Petit texte :
"Le
hêtre de la scierie n'avait pas encore, certes, l'ampleur que
nous lui voyons. Mais, sa jeunesse (enfin, tout au moins par rapport
avec maintenant) ou plus exactement son adolescence était d'une
carrure et d'une étoffe qui le mettaient à cent coudées
au-dessus de tous les autres arbres, même de tous les autres
arbres réunis. Son feuillage était d'un dru, d'une épaisseur,
d'une densité de pierre, et sa charpente (dont on ne pouvait
rien voir, tant elle était couverte et recouverte de rameaux
plus opaques les uns que les autres) devait être d'une force
et d'une beauté rares pour porter avec tant d'élégance
tant de poids accumulé. Il était surtout (à cette
époque) pétri d'oiseaux et de mouches ; il contenait
autant d'oiseaux et de mouches que de feuilles.

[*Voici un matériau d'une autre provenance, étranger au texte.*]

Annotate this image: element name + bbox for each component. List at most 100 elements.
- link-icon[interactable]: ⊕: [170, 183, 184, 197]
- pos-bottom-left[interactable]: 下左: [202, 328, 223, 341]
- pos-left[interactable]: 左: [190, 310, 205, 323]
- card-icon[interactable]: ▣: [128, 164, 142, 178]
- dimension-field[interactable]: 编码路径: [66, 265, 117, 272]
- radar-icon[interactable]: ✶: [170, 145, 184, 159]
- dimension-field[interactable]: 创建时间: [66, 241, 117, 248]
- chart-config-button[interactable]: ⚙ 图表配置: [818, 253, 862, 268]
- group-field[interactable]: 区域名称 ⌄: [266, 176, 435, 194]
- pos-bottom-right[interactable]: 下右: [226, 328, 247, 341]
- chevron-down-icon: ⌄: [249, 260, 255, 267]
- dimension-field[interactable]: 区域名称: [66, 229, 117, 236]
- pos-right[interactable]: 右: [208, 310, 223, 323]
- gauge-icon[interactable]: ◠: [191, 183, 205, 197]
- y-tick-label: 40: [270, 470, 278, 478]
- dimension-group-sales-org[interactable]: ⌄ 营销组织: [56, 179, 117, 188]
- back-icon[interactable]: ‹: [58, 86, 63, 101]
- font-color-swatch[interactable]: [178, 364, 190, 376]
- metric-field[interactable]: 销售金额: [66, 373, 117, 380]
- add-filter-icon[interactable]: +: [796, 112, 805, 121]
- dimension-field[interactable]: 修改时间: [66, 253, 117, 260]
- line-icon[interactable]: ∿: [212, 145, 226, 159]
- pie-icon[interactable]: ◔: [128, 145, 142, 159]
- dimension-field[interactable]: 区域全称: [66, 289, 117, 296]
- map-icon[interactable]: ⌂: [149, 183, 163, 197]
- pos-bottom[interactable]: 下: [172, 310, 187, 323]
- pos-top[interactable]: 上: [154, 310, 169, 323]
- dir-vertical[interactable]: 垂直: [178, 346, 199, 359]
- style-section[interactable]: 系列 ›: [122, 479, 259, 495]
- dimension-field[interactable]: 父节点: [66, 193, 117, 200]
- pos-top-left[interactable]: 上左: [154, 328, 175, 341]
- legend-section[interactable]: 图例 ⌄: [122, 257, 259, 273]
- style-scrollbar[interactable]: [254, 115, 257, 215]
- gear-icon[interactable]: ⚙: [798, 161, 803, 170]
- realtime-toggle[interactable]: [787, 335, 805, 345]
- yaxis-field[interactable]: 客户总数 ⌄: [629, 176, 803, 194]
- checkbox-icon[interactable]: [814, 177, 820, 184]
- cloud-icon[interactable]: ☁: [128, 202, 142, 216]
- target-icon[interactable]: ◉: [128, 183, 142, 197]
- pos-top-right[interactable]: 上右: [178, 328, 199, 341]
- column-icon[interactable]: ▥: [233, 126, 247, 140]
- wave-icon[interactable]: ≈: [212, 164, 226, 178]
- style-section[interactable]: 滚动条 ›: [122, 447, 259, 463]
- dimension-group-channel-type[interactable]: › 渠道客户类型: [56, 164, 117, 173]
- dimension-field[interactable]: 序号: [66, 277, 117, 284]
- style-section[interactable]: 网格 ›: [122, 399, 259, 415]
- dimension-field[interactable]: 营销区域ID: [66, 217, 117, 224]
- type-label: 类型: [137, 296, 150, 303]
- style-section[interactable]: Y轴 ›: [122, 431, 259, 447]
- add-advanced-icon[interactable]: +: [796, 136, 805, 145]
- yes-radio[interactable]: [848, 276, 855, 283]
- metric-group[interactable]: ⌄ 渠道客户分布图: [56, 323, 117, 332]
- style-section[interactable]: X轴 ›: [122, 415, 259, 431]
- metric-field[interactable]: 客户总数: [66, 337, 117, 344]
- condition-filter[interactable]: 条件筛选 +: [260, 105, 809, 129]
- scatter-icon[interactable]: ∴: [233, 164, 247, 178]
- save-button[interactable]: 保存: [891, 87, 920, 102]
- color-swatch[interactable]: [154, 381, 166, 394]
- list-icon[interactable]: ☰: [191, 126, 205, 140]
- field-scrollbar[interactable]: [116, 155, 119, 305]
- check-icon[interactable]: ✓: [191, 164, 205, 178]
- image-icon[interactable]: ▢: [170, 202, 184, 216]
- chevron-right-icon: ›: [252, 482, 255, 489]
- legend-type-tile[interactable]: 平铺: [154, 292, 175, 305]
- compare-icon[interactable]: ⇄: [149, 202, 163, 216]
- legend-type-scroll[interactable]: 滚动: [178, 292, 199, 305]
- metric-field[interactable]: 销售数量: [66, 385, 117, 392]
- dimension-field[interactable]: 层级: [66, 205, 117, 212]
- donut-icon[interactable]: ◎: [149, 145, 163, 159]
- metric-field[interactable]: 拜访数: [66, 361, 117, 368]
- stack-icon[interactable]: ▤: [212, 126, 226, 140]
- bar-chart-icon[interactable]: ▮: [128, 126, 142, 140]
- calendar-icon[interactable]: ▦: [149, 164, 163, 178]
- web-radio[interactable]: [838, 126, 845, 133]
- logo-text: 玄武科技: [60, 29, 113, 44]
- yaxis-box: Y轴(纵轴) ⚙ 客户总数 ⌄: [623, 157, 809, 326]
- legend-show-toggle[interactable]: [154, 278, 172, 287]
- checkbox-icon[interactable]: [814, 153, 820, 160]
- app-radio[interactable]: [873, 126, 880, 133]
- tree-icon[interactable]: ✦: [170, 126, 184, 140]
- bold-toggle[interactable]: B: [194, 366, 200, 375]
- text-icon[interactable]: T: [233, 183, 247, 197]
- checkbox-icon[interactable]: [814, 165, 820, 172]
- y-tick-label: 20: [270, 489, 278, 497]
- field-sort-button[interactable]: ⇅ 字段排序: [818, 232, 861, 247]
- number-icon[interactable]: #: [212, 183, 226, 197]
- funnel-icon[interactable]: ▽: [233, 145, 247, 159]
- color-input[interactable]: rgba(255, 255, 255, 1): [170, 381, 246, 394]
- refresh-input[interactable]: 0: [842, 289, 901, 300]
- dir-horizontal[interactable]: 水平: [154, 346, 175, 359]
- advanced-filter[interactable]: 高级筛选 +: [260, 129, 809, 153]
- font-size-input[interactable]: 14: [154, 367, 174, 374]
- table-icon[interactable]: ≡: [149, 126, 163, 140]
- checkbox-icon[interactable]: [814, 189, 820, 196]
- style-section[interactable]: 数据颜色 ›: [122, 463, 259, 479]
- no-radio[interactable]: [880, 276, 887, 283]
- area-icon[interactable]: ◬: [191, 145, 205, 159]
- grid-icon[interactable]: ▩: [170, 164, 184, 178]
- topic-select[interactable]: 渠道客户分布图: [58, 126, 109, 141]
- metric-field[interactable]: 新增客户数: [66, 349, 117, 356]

Il était constamment
charrue et bouleversé de corneilles, de corbeaux et d'essaims;
il éclaboussait à chaque instant des vols de rossignols
et de mésanges; il fumait de bergeronnettes et d'abeilles ;
il soufflait des faucons et des taons ; il jonglait avec des balles
multicolores de pinsons, de roitelets, de rouges-gorges, de pluviers
et de guêpes. C'était autour de lui une ronde sans fin
d'oiseaux, de papillons et de mouches dans lesquels le soleil avait
l'air de se décomposer en arcs-en-ciel comme à travers
des jaillissements d'embruns. Et, à l'automne, avec ses longs
poils cramoisis, ses mille bras entrelacés de serpents verts,
ses cent mille mains de feuillages d'or jouant avec des pompons de
plumes, des lanières d'oiseaux, des poussières de cristal,
il n'était vraiment pas un arbre. Les forêts, assises
sur les gradins des montagnes, finissaient par le regarder en silence.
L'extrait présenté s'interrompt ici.